= Dos Blockos =

Former squat in Manhattan, New York City

Dos Blockos was a squat situated at 713 East 9th Street in Alphabet City, Manhattan, New York City. In active use as a squat from 1992 onwards, the six-story building housed up to 60 people at its peak, including Brad Will. The building funded repairs by being a set for movies. The squatters were evicted in 1999 and the building was converted into a commercial apartment building.

==History==
In 1992 when the building at 713 East 9th Street in Alphabet City, Manhattan was first occupied by the squatters, it had been vacant for twelve years and was stripped of wires and pipes. The squatters renovated the derelict building themselves, installing their own plumbing, electrical wiring, and roof. The venture was funded in part by making the space available at intervals for concerts and short-term commercial ventures. For example, it was used as a venue for a photoshoot for the 1996 film Trainspotting. A former resident cites the production's $500 a day rental payment as underwriting the cost of putting plumbing in the building.

The six-story building housed up to 60 people at its peak. Among the building's former residents was the late documentary filmmaker and Indymedia New York City journalist Brad Will. Will spoke about the struggles of the Lower East Side squatters in "ABC Survives, Fifth Street Buried Alive," a 1997 program produced by Paper Tiger Television:

We were making a home out of a crumbling building [Fifth Street Squat]. The interior of the building needed help, and we brought that building back to life. It was standing strong. And the only reason it was standing was because people were living in it. If we had let it go the way the city wanted it to go—they tore out the stairwell, they punched holes in the roof. The water—the rain was rotting that building from the inside out. We replaced the joists. We rebuilt the floors. We sheetrocked the walls and made the building alive. What did they do? They killed it. That building is over a hundred years old. It was standing strong.

==Legal struggle==
The property on East 9th Street, which had long been in foreclosure, was purchased in 1997 by private developer East Nine L.L.C., for $285,000. The developers quickly began eviction proceedings against the Dos Blockos squatters, who had by then occupied the building for five years. After several years of legal struggles, the Dos Blockos squatters were alerted in early March 1999 by East Nine L.L.C. that they would have to vacate the building by April 1 of that year. Colleen McGuire, the lawyer who represented members of Dos Blockos from 1994 to 1998, fought the action and told the New York Times, "They [Dos Blockos] made viable housing for homeless people and they should be rewarded."

==Eviction==
The eviction of Dos Blockos took place on April 27, 1999, the squatters' nonviolent resistance opposing more than one hundred New York City police officers in riot gear as a police helicopter circled overhead. Thirteen of the building's twenty two residents were arrested and charged with obstruction of government administration.
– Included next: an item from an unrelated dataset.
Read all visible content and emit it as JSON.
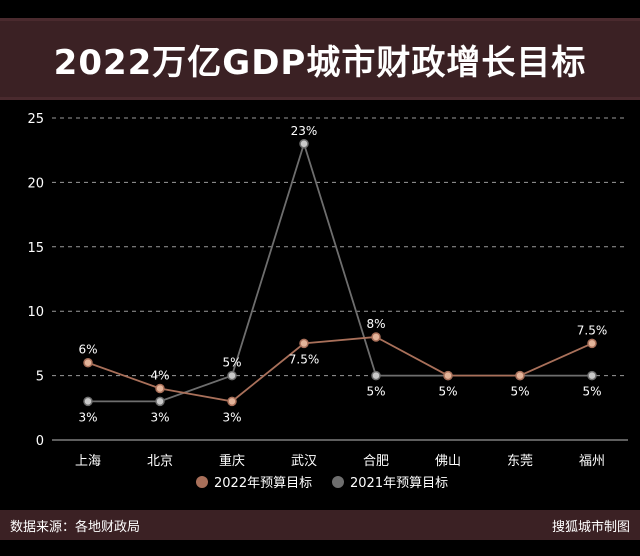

City councilwoman Margarita Lopez criticized the city for the eviction, noting the hard work of the squatters to restore the building, and the excessive legal costs and police force employed by the city for a private interest, at the taxpayer's expense. She commented "the only reason people took over this building is because it was abandoned 20 years ago [...] Now the neighborhood is a place to make millions of dollars, so landlords come." "Where was the landlord 20 years ago?" Lopez asked in the New York Daily News "Now... they're suddenly interested. The fact that the city is doing the dirty work of a private landlord is an outrage. Who's paying for all these cops?"

==Renovation==
The property on East 9th Street was reopened as commercial apartment building in early 2000 after extensive renovations carried out by East Nine L.L.C.. A 1000 sqft space in the renovated building was leased for $3,000 a month. The "Housing Is a Human Right" mural that had once covered the building's facade was removed.